The old phrase - we don't know when to start, we don't know when to quit. Most cricketers retire horribly. Denial of course is one of the foremost reasons... but I do not intend to discuss that.

This is the last stage of cricket that I am probably following. I do not enjoy organised sports on television at all anymore and much of the cricket that I follow is to do with the lot I literally grew up with. I have a very vivid memory of the news headline which announced the inclusion of sixteen-year old Sachin in national squad and see him speak for the first time, gauche and with that horrible fuzz on the lips that is the bane of male adolescence, in a brief clip. 

Sachin is, of course, having the most glorious run right now and we can assume that this is the beginning of the end. A run denied to the other greats who have, in brief patches of the "golden age of Indian cricket", even eclipsed him - Dravid, Kumble, Ganguly. A little of this is the timing of the lady luck also though everything goes to the man. During the last stint of his career, the great Kapil out swinger just never came. A year (or a couple) down the line, in an exhibition match I remember seeing him swinging it by a yard. If only, it had come to him back a year ago.

 Which bring me to records, something he is shattering seemingly for eternity or as far ahead we can envision it with current stock of cricketers.
There is nothing I know of Hammond and Hobbs other than their records. The little of Bradman that I know beyond his records is from the Bodyline series. In cricket, a seventy in time can be more vital than a double century (or even Gooch's horrible triple ton) when everything is on song... a five wicket haul depend on a wicketless, but more importantly, runless spell from the other end... but all this sadly gets lost in the dust of re-laid pitches year over year. All that survives is records.

I belong to the old school which judges the five-day format as the true test of cricket. In that sense, I feel that the one cricketer who has really come on his own in this year - a genius of the golden generation who never quite rose to the rank of the fab four - is Laxman. Sri Lanka, Australia, New Zealand.  

There are Sachin detractors and apologists - most of it is unfair. The one reason why there are endless debates on the "truly" greatest someone of all time is that greatness comes in flavors. Who we ultimately pick from a pool who have achieved greatness in different forms (some like Sachin straddling more than one form)  is ultimately which single definition we want to strain all these forms in. 

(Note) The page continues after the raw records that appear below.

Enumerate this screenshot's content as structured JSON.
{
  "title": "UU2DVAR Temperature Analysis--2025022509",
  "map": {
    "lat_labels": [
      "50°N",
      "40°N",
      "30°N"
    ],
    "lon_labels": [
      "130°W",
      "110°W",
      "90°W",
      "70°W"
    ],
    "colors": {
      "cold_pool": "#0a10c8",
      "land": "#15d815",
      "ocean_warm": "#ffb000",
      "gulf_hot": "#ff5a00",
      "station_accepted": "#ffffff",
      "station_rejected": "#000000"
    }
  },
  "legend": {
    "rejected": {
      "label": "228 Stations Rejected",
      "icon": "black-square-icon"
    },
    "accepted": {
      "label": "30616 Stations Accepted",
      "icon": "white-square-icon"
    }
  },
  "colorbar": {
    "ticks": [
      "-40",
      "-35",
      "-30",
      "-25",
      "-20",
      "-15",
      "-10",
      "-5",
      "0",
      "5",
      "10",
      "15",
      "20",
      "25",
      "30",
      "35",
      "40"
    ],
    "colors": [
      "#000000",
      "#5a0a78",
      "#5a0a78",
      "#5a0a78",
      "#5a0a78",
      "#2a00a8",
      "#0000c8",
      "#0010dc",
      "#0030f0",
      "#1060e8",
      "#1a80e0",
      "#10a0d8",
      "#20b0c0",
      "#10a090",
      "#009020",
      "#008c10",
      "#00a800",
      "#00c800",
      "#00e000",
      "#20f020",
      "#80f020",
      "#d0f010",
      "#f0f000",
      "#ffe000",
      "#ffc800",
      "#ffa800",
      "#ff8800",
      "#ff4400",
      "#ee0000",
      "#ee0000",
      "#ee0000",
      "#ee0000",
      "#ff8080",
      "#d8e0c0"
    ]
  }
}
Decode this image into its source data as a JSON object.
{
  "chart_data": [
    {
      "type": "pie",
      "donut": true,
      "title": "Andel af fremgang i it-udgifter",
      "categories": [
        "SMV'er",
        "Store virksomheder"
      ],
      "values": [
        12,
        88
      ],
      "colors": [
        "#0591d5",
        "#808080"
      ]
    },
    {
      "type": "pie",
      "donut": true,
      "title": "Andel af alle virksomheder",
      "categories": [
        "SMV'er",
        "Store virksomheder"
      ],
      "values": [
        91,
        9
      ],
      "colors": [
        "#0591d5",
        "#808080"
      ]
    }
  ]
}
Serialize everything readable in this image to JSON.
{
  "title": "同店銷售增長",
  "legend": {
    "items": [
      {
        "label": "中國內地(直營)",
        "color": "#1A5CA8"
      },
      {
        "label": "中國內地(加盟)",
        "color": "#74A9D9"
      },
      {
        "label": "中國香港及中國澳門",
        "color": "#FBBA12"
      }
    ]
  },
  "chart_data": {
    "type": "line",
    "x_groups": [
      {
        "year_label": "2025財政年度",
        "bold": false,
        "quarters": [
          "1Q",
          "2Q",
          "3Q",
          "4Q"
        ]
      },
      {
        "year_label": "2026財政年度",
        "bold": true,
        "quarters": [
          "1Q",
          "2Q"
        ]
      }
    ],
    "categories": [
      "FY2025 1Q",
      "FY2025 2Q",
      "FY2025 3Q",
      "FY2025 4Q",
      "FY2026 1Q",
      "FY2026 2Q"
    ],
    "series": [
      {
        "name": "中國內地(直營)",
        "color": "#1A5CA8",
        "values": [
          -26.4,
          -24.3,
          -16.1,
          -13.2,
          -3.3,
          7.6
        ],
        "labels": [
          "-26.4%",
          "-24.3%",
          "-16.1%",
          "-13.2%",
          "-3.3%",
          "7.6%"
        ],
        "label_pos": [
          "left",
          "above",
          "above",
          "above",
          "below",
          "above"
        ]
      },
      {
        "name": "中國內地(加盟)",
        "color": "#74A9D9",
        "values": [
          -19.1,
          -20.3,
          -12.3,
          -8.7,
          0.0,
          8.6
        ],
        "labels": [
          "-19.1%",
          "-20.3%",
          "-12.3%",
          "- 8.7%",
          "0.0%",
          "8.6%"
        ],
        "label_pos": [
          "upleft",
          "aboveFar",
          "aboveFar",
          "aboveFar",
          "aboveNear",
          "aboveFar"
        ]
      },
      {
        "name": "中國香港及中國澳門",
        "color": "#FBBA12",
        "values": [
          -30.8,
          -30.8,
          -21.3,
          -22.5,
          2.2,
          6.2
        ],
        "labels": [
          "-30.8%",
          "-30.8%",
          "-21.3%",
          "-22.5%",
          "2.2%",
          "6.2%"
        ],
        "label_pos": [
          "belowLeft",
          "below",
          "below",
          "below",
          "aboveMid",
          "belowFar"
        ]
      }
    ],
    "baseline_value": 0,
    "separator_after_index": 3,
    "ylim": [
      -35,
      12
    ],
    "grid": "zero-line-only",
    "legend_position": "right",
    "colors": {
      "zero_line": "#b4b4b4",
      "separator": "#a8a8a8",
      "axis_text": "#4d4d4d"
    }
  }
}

Sachin is one of the greatest in many senses, but he is not god.  There are no gods and whom we call gods are those we revere bribe and feat but not exactly.... like. Every tale of a hero, needs a tragedy. Like superheroes, our heroes need a fatal flaw to be human to us. Sachin is perhaps the all-time greatest as far as records and consistency go but there will always be space at the top for the Laras who might have not been as consistent but who batted for a third-rate team and singlehandedly carved some of the greatest innings ever; for Bradman who batted without protective gears and in an era of different sensibility; for Gavaskar who came when there was no Gavaskar before him and a few others.

Laxman's career, like that other hyderabadi great, has been chequered. He has half the centuries Dravid has and a third of Sachin's. But Laxman as the man who came good when it really mattered and clinched tests for India, consistently, needs no apologists now.  To paraphrase Sambit Bal, he created symphonies, again and again, when sirens went all around. His fatal flaw – that weak bat dangling four feet from the body when the sirens haven't sounded yet.

The fact that Laxman was denied a century today does not matter. As I said, he will end up having a third of Sachin's centuries and his greatness never be attested on that basis. But with this year, for me, he would be at par with Sachin (and Dravid) as the greatest test batsmen of this golden generation. 

There are things which can never be captured in records.